Words & Images Marion Whitehead
Most people arrive at Mpumalanga’s spectacular Panorama Route to see the sights via the nicely tarred and very scenic Long Tom or Robbers Passes, whooping it up on the lovely long S-bends.
I was no different, but when overnighting at Misty Mountain Hotel just above the Devil’s Knuckles on Long Tom Pass, I chatted to co-owner Lisa Sheard about lesser-known sights. She made me
promise to detour up the Vaalhoek Valley, a pretty (though dusty) back road that connects Pilgrim’s Rest to Bourke’s Luck Potholes. It takes you along the base of spurs of the Drakensberg mountains and right off the beaten track.

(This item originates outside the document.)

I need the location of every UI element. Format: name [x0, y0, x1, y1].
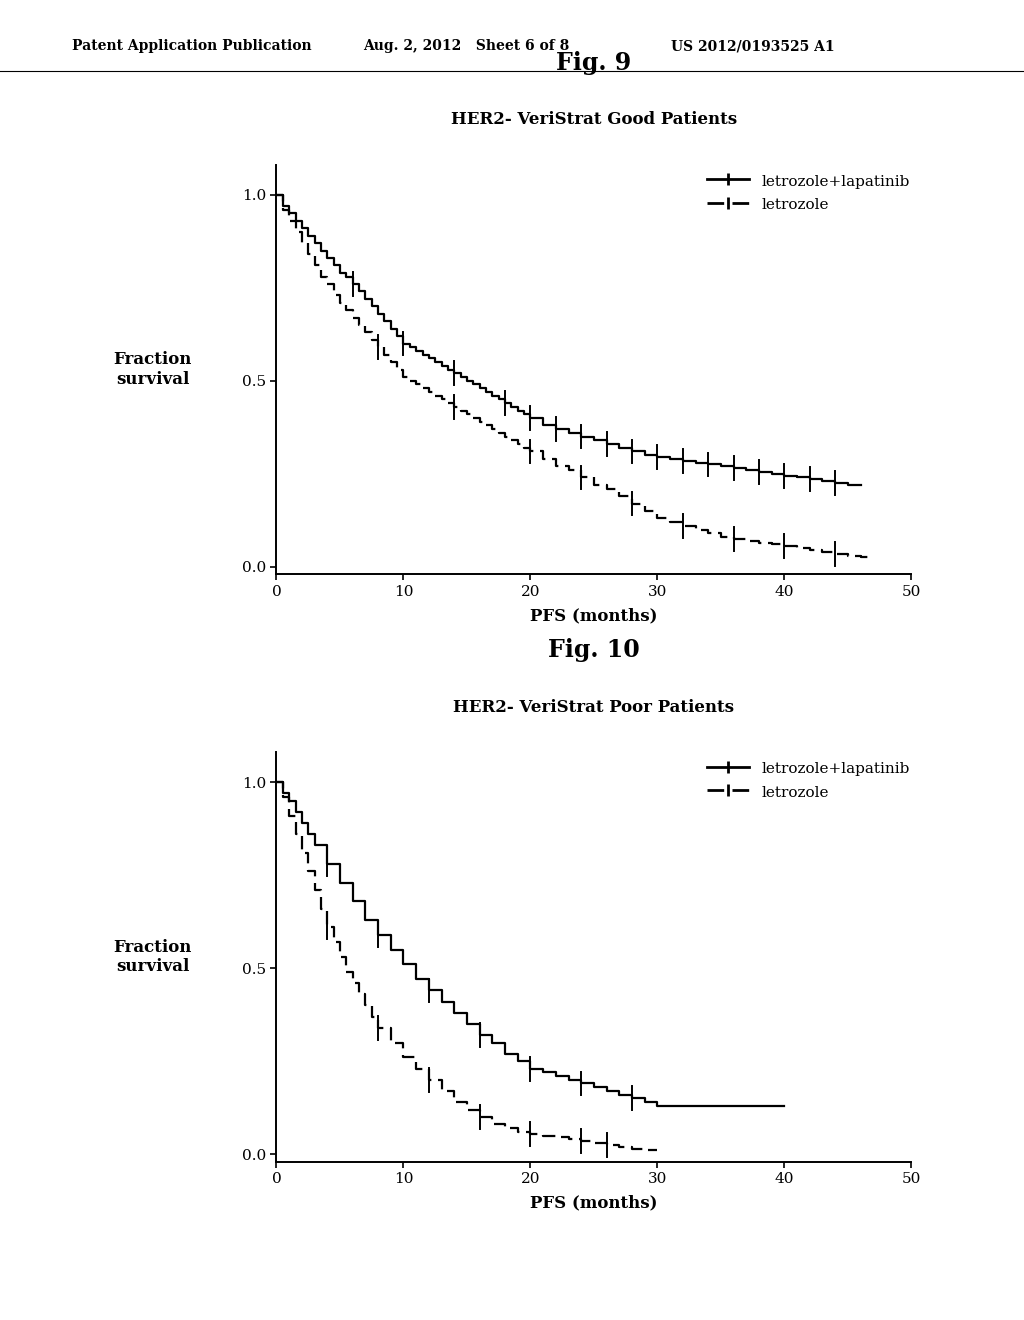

My pass-chasing instincts locked in when I studied a map and found Casper’s Nek Pass looping off it through the mountains, to join the R36 north of Ohrigstad. It’s only 1404m at its highest point (compared to the height of Long Tom Pass, at 2149m, or Robbers Pass, at 1789m.) But that’s the reason for the existence of the oldest pass still in use over this part of the Drakensberg.
Way back in the 1840s, when the independent-minded Voortrekkers had settled at Ohrigstad, their mission was to find a route to the harbour at Delagoa Bay (now Maputo), where they could trade free of British control. One energetic resident, Casper Kruger, went out scouting on horseback and found this route through the mountains which connected to the Blyde River valley. The fact that it was not too high or too steep for ox wagons laden with trade goods to navigate, made it a good route.
Andries Potgieter trekked over Casper’s Nek Pass in the winter of 1844, with 28 men from Potchefstroom, setting up a trade route to Delagoa Bay. The following year, Carolus (or Karl) Trichardt led a
party of wagons loaded with goods to trade in October, but the summer rains had already set in and malaria-carrying mosquitoes were rife. The trip was a disaster; most of their cattle and horses succumbed to disease carried by tsetse flies, and provided a grim echo of the fatal trek of his father, Louis Trichardt, in the previous decade.